Sampling: why each question runs once

AI answers are not deterministic. The same question can return a different list twice in a row. The averaging that smooths this out comes from the number of questions, not from repeating each one. A category is thirty-odd frozen prompts, and that spread is what makes a run stable, the way a survey is stable because it has many respondents, not because it asks one person five times. So each question runs once per assistant, and an app that surfaces in only a handful of answers is fragile, which is itself worth knowing.

I tested that one sample is enough rather than assuming it. Fitness was run three times per assistant, and every run reproduced the same leaders as the average; only the exact rates and the long tail moved. That calibration is written up in asking more didn't change the answer.
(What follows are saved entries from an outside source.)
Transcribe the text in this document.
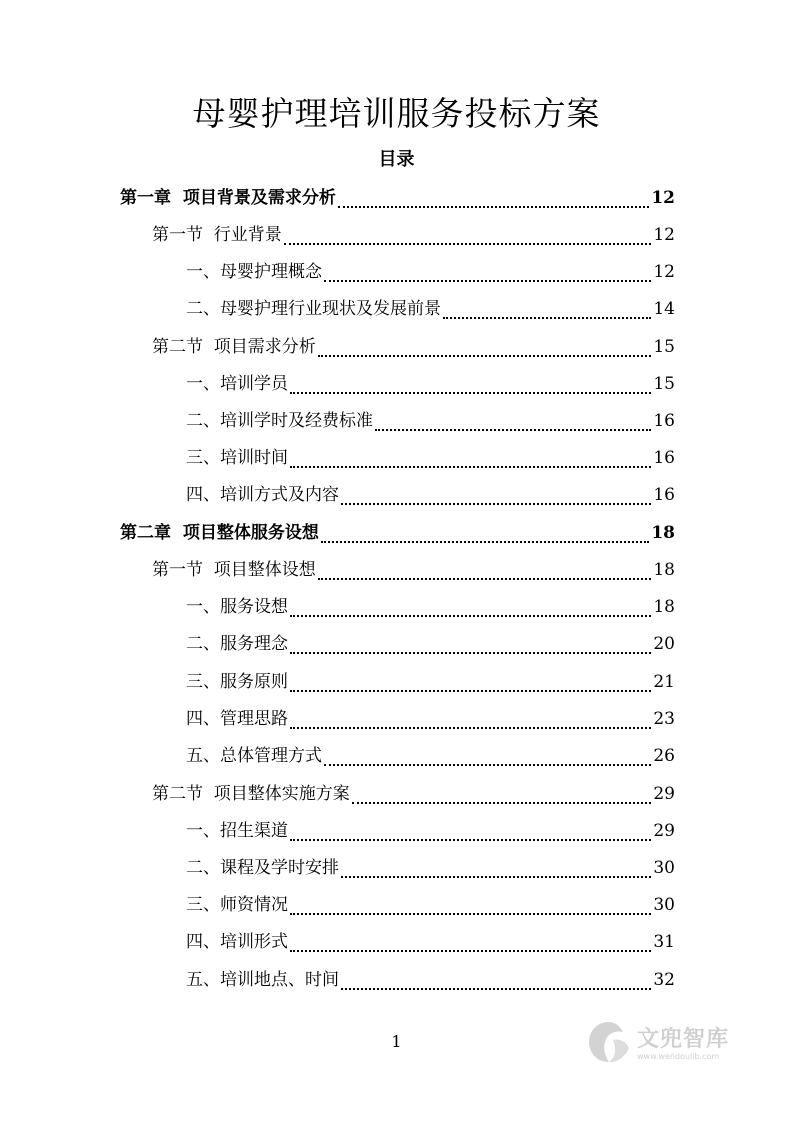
母婴护理培训服务投标方案
目录
第一章  项目背景及需求分析	12
第一节  行业背景	12
一、母婴护理概念	12
二、母婴护理行业现状及发展前景	14
第二节  项目需求分析	15
一、培训学员	15
二、培训学时及经费标准	16
三、培训时间	16
四、培训方式及内容	16
第二章  项目整体服务设想	18
第一节  项目整体设想	18
一、服务设想	18
二、服务理念	20
三、服务原则	21
四、管理思路	23
五、总体管理方式	26
第二节  项目整体实施方案	29
一、招生渠道	29
二、课程及学时安排	30
三、师资情况	30
四、培训形式	31
五、培训地点、时间	32
1	文兜智库
www.wendoulib.com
What gets counted, and how

Each answer is parsed against a known roster of apps by code, using each app's name plus a list of aliases. Three rules keep the count honest:

Prompt-seeded exclusion. An app named in the question itself ("Is Duolingo enough?", "Duolingo vs Babbel") does not count as the assistant discovering it. Otherwise a branded question would inflate the brand it mentions.
Collision handling. Names that are ordinary words or bigger brands ("Strong", "Copilot", "Speak") are matched case-sensitively and checked in context, so the adjective "strong" is not counted as the app Strong. These rows are flagged.
Dead-entity tracking. A discontinued product is kept on the roster on purpose (Bard, the assistant Google renamed to Gemini in 2024). Whether an assistant still recommends something that no longer exists under that name is one of the more revealing things this measures.

Limitations, stated plainly

The API is a clean, repeatable stand-in for the consumer apps, which add memory and personalisation. The explore tier widens that gap further. A periodic calibration measures how far the two drift apart.
This index is small next to what a vendor with proprietary data can run. The value here is that it is public, neutral, and the same on every run.
These are previews, in US English. A German track is planned as a separate frozen set.